Efficacy and safety of the use of tocilizumab in rheumatoid arthritis

• Published in: European journal of hospital pharmacy. Science and practice Vol. 19; no. 2; p. 182
• Main Authors: Álvarez-Payero, M., Martín-Vila, A., Pérez-Parente, D., de Castro, N. Martínez-López, Vázquez-López, C.
• Format: Journal Article
• Language: English
• Published: London BMJ Publishing Group LTD 01.04.2012
• Subjects: Patients; Rheumatoid arthritis
• ISSN: 2047-9956; 2047-9964
• DOI: 10.1136/ejhpharm-2012-000074.256

Background Tocilizumab (T) is a new biological agent for the treatment of rheumatoid arthritis (RA). Purpose Our purpose was to review the response to, and safety of, tocilizumab. Materials and methods Retrospective and descriptive study in a University hospital.
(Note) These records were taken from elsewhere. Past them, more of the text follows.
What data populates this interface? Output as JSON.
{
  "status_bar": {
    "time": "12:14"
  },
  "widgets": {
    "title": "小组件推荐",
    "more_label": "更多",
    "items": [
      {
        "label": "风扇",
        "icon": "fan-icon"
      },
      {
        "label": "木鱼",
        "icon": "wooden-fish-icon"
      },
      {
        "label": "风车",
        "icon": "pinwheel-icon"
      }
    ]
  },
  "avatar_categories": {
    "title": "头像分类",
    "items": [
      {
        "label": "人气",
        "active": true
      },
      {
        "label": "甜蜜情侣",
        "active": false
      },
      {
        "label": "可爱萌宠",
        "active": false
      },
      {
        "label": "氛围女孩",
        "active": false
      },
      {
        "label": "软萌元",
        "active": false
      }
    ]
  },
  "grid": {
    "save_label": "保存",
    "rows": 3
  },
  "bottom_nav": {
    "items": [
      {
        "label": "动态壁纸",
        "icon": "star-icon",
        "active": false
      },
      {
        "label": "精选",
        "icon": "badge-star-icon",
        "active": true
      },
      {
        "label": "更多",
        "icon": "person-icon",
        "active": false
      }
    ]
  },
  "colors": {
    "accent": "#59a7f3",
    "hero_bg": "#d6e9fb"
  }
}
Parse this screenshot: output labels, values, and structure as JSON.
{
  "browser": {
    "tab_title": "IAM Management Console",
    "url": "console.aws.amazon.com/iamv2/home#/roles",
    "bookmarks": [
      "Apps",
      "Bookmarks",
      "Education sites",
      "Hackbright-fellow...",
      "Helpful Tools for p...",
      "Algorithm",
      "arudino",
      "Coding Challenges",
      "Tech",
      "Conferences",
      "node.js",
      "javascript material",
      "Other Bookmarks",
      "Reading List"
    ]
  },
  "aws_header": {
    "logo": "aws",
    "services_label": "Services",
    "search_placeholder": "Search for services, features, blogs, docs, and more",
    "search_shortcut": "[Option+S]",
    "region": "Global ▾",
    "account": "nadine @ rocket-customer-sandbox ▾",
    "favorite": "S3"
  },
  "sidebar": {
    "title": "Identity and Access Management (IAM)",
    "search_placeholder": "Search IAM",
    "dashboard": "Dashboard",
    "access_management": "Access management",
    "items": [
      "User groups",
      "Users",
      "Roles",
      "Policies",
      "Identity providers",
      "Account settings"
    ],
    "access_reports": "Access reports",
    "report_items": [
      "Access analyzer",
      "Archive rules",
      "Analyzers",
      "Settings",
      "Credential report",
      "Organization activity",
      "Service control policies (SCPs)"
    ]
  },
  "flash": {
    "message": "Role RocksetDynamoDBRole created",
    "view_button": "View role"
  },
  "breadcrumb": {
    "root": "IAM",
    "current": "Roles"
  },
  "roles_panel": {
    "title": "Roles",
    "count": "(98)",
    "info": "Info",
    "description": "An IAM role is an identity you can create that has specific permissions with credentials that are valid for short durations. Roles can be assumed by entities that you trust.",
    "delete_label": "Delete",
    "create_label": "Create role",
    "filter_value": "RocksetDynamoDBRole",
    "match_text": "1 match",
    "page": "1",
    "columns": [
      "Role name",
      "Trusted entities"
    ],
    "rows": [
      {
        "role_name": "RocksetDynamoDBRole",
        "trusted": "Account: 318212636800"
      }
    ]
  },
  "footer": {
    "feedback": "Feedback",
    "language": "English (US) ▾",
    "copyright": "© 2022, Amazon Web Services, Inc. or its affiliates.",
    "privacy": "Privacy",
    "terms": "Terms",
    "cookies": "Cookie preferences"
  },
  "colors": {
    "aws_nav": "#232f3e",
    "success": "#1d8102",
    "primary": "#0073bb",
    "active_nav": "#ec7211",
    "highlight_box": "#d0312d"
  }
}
All patients with RA being treated with tocilizumab (since the drug was included in the hospital's formulary) were selected. Period of study: December 2009-May 2011. Data collected: demographics, diagnosis, previous treatments, duration of treatment with tocilizumab, concomitant treatment, response (Clinical criteria: pain, inflammation of the joints (DAS28), morning stiffness, as defined by the Spanish Society of Rheumatology (SSR), adverse events (AEs) and cost. All data were collected through the pharmaco-therapeutic profile and by reviewing the medical chart. Results 12 patients (8 women) with seropositive rheumatoid arthritis were included, mean age: 53.42±14.93 years. Median time from diagnosis of RA: 9.17±6.23 years. Mean duration of treatment: 8.25±5.46 months. All patients received tocilizumab due to progression after other treatment. 41.67% of patients received tocilizumab as a second-line, 25% as a third-line, 33.33% as a fourth or more line. 25% of patients took T-MTX, T-Leflunomide (8.34%) and without concomitant disease-modifying antirheumatic drugs (66.67%). 75% of patients took corticosteroids concomitantly. Dosage: 8 mg/kg/ 4 weeks. 11 patients had any type of response to T after 3 cycles (their subjective symptoms improved). Only 2 patients had DAS28 data (3.04 and 2.08) after 3 cycles. In 2 patients the treatment was stopped: 1 lack of response and 1 AE. The most frequent AEs: 3 cases of hyperlipidaemia that required statin therapy (1 required to stop T and was notified to the National Pharmacovigilance Center),1 grade II neutropenia. T treatment has cost €97,167 since December 2009. Average cost/patient was €8,097. Annual cost of treatment/patient €12,087. Conclusions T is a therapeutic alternative to use when conventional therapies have failed. T is well tolerated but cholesterol levels should be monitored during treatment. To assess the response with the available data is difficult because DAS28 was not collected according to SSR recommendations. Pharmacists should get involved in evaluating the tolerance and the cost-effectiveness of this type of drug.